NOTE: For a 21st century liberal woman’s discussion of art, poetry, life, love and living alone, see Suki’s blog on sukithelifemodel.co.uk

Monday, April 16, 2012

Archibald Primrose, 5th Earl of Rosebery (Prime Minister from 1894-95)

'BECAUSE I wish to be associated with the BEST  MEN in the BEST WORK'
Published in Reid, Why I am a Liberal (1885)
How tempting to imagine he was thinking of Oscar Wilde...

David Cameron, quoted in Jesse Norman's 'The Big Society' (2010)

You can call it liberalism. You can call it empowerment. You can call it freedom. You can call it responsibility. I call it the Big Society.

Tuesday, April 3, 2012

Re:defining Liberal Values - Greg Miller - Poet and Janice Trimble Professor of English at Millsaps College, Mississppi.

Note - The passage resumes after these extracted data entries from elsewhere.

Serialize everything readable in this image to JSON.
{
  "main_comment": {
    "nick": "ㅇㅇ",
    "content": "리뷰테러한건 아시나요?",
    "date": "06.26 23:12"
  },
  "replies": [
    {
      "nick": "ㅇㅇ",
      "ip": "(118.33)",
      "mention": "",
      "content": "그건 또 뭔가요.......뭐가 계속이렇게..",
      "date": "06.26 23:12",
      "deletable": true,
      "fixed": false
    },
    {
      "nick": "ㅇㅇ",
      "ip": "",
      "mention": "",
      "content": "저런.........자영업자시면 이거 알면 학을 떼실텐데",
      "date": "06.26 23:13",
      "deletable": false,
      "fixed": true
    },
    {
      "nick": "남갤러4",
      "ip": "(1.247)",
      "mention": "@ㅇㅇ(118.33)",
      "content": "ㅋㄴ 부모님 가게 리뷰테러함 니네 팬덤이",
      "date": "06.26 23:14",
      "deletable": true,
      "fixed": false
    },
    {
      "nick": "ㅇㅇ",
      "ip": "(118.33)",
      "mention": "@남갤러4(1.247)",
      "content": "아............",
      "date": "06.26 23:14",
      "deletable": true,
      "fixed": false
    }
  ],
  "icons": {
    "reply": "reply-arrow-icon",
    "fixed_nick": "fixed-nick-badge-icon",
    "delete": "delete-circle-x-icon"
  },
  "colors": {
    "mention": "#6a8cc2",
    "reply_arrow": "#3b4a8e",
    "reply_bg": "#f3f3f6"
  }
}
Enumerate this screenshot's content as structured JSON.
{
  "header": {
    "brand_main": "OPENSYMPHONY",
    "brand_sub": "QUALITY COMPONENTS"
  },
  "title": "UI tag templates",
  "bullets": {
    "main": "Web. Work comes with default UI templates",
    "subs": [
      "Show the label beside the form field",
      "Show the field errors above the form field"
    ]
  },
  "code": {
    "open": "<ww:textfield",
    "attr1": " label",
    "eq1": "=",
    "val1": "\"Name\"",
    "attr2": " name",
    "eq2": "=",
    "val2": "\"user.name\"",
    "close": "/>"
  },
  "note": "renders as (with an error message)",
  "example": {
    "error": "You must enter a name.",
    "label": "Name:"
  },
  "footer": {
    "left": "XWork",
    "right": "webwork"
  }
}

How do I understand ‘(re)defining liberal values’? An education in the liberal arts is an education in how to live life as a free person, and liberal values are central to the liberal arts: openness and inquisitiveness distrustful of cant and received opinion, not merely a toleration but also a hunger for perspectives different from one’s own, and vigorous support of a civic order that encourages conversation open to discovery and transformation. For John Milton, the very act of deferring blindly to authority – whether that authority be a church, the state, a tradition, a party, a text, or any human ‘assembly’ including schools or universities – can make one what he called a ‘heretick in the truth.’ We have to exercise our minds and spirits just as we must exercise our bodies if we are to be strong, vigorous and free. In our historical moment, to redefine liberal values requires attentiveness to the realities and complexities of national and world economic disparities; educational opportunities – across class, gender, and race – can be instrumental in transforming political, economic and personal realities and possibilities, but education alone cannot make us free. Insecurities, particularly following the attacks of 9/11 on New York and Washington, D.C., have fueled the irrational behavior of individuals and nations. Traditional civil liberties are at risk in many historic democracies. Central to redefining liberal values is a study of how best to promote peace between peoples and nations, defending, through international law, minorities and vulnerable peoples – groups and individuals – throughout the world.